Ai voti la mozione è stata respinta con 15 no, 11 sì e un non partecipante al voto.
**Mozione di Paola Demagri sulla prevenzione dei suicidi: se ne riparla domani**
Infine, dopo ampia discussione, si è deciso di aggiornare a domani la valutazione di un emendamento alla mozione della consigliera Demagri sulla prevenzione dei suicidi attraverso la messa in sicurezza delle infrastrutture. Al pronunciamento in prima battuta negativo del vicepresidente Spinelli è seguito un dibattito acceso e convinto sull’importanza di riservare attenzione al tema, vista la sua delicatezza e la portata emergenziale. Tanto che il vicepresidente è irritualmnete tornato sui suoi passi e si è reso disponibile a considerare una formulazione del dispositivo congiunta. Se ne riparlerà domani.
La mozione della consigliera MCA.eu, impegna la Giunta provinciale a attivare un raccordo operativo con le Amministrazioni dei territori della Val di Sole e della Valle di Non, al fine di individuare le infrastrutture tristemente note per essere frequentemente utilizzate in atti suicidari e metterle in sicurezza. Chiede inoltre di sostenere con risorse economiche dedicate progetti infrastrutturali che mirano alla prevenzione del suicidio.
Il vicepresidente Achille Spinelli si è pronunciato in maniera negativa per la non accoglibilità del documento.
Per Michele Malfer (Campobase) il tema è cruciale e va trattato con estrema delicatezza. Il dato nazionale di persone che si tolgono la vita è di circa 4000 persone all’anno e il tema riguarda anche la politica perché intervenire come prevenzione con scelte concrete e misurabili è un segnale di presa in carico e di responsabilità. Mettere in sicurezza una struttura pubblica è un gesto politico. Ma la mozione, con senso di responsabilità e con grande maturità va oltre e accanto alle infrastrutture considera le reti sociali invocando sostegno e risorse per i progetti centrati sulla prevenzione. Malfer ha espresso pieno sostegno alla mozione.
Andrea de Bertolini (PD) ha detto che si sarebbe atteso qualche commento in più da parte del vicepresidente, il cui stringato parere trasmette l’mpressione di trascuratezza rispetto al delicatisismo argomento in discussione. Un argomento di urgente attualità che speriamo non diventi emergenziale, ha aggiunto: sono temi di comune sensibilità che hanno molto a che fare con un’allarmante, diffusa solitudine che dobbiamo cercare di contrastare convintamente. Claudio Cia ha definito il tema dei suicidi un problema reale, ma in parte nascosto, che riguarda purtroppo anche molti giovani.
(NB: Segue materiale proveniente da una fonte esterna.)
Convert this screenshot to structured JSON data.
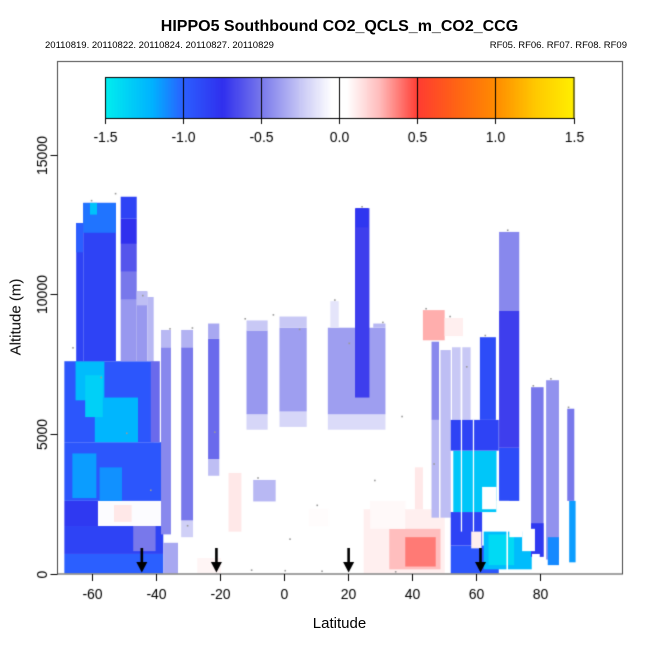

Dobbiamo chiederci perché questo probelma sia così diffuso. A suo avviso quella in cui viviamo è una società iperconnessa, ma al contempo molto sola: riconosco la bontà della mozione, ha detto, anche se la vera prevenzione è il ritorno a quella socialità che negli anni è venuta meno e promuovere il valore della vita.
Per la consigliera Stefania Segnana (Lega) non è facile parlare di questi temi anche per i timori di promuovere e incentivare indirettamente queste azioni.Quanto alle infrastrutture bene la ricognizione e l’individuazione di sistemi di protezione, anche se nulla si può fare contro la determinazione di certi soggetti a togliersi la vita. Peccato su un tema come questo non riuscire a trovare una convergenza, ha aggiunto.
Spinelli è intervenuto tornando sulla tematica e dichiarando di voler affinare la posizione per raggiungere una mediazione, comprendendo il valore del tema. La proponente Demagri si è detta disponibile: la politica può fare molto per sostenere le azioni di prevenzione. E’ stata dunque accordata una sospensione e quindi un aggiornamento della seduta a domani, cosìda poter ragionare su un correttivo del dispositivo.